Bon j'arrête mon cinéma, je m'en rappelle plutôt bien de ce film. En fait, c'est une énième variation sur la crise de la quarantaine qui s'incarne dans le personnage d' "Eliane qui étouffe entre son travail d'institutrice, son mari protecteur, sa mère envahissante et sa fille. Elle est au bord de la crise ! Encouragée par ses meilleures amies et de nouvelles rencontres, elle décide de poursuivre ce qui compte pour elle : réconcilier sa vie actuelle et celle dont elle rêve...". (entre guillemet le pitch officiel honteusement pompé sur Allociné).

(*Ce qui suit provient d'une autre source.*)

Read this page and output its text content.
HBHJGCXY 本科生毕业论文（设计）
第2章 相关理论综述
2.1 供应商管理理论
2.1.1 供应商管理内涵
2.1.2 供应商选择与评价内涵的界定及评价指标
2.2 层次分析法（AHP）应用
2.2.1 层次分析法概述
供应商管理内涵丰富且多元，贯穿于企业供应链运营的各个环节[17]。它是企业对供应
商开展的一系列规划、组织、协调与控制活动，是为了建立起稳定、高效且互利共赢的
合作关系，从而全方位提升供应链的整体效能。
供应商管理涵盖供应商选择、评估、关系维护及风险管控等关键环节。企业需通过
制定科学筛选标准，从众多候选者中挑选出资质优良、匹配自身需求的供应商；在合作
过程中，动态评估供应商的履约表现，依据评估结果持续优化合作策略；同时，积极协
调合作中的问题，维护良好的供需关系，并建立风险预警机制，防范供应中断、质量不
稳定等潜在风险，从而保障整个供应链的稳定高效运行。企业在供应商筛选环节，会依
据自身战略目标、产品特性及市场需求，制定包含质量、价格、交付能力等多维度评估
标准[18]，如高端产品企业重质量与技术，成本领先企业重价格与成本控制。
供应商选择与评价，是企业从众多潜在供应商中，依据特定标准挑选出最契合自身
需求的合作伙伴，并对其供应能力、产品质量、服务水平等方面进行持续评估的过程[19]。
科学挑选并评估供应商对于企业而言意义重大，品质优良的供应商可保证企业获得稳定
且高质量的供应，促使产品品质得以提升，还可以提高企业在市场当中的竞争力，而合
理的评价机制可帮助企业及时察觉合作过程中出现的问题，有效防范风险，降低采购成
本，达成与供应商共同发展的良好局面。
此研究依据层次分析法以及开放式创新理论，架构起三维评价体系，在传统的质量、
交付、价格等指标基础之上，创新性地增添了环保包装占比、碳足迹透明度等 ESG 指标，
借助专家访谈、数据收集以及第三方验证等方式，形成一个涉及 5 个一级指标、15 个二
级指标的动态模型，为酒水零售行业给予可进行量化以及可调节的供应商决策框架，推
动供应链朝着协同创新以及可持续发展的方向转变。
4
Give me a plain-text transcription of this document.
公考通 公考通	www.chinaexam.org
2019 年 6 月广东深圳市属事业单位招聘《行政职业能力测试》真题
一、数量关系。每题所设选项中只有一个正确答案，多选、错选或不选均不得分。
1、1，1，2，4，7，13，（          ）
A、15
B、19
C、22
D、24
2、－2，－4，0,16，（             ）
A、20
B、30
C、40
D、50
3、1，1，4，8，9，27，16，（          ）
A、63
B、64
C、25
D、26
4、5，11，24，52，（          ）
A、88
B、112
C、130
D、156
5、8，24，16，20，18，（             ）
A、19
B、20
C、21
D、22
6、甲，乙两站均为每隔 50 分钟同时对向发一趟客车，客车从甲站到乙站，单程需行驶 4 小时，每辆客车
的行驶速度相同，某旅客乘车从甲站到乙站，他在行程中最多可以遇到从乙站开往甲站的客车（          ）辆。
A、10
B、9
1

Ne vous inquiétez pas trop, notre Eliane traversera cette crise existentielle sans trop de bobo. C'est le problème de ce film, non pas qu'Eliane s'en sorte, on lui veut rien de mal à cette brave fille, mais l'absence de véritable parti pris dans la réalisation et le traitement de l'histoire. Certes, ce film est émaillé de scènes vraiment réussies, où l'on sent que la réalisatrice a mis beaucoup d'elle-même, et de seconds rôles, notamment l'instit "tête à claque", tout à fait épatants. "Deux vies, plus une" est par certains aspects une oeuvre attachante, mais elle manque de drôlerie, de rythme, de légèreté ou d' extravagance pour être une pure comédie et pêche par une espèce de retenue dans l'exploration des sentiments pour devenir une véritable comédie de moeurs.

Si j'étais climatologue, je dirai que "Deux vies, plus une" est un film tempéré. Pas de coup de chaud, pas de coup de froid. Bref, un film à regarder cet hiver installé tranquillement devant sa télé.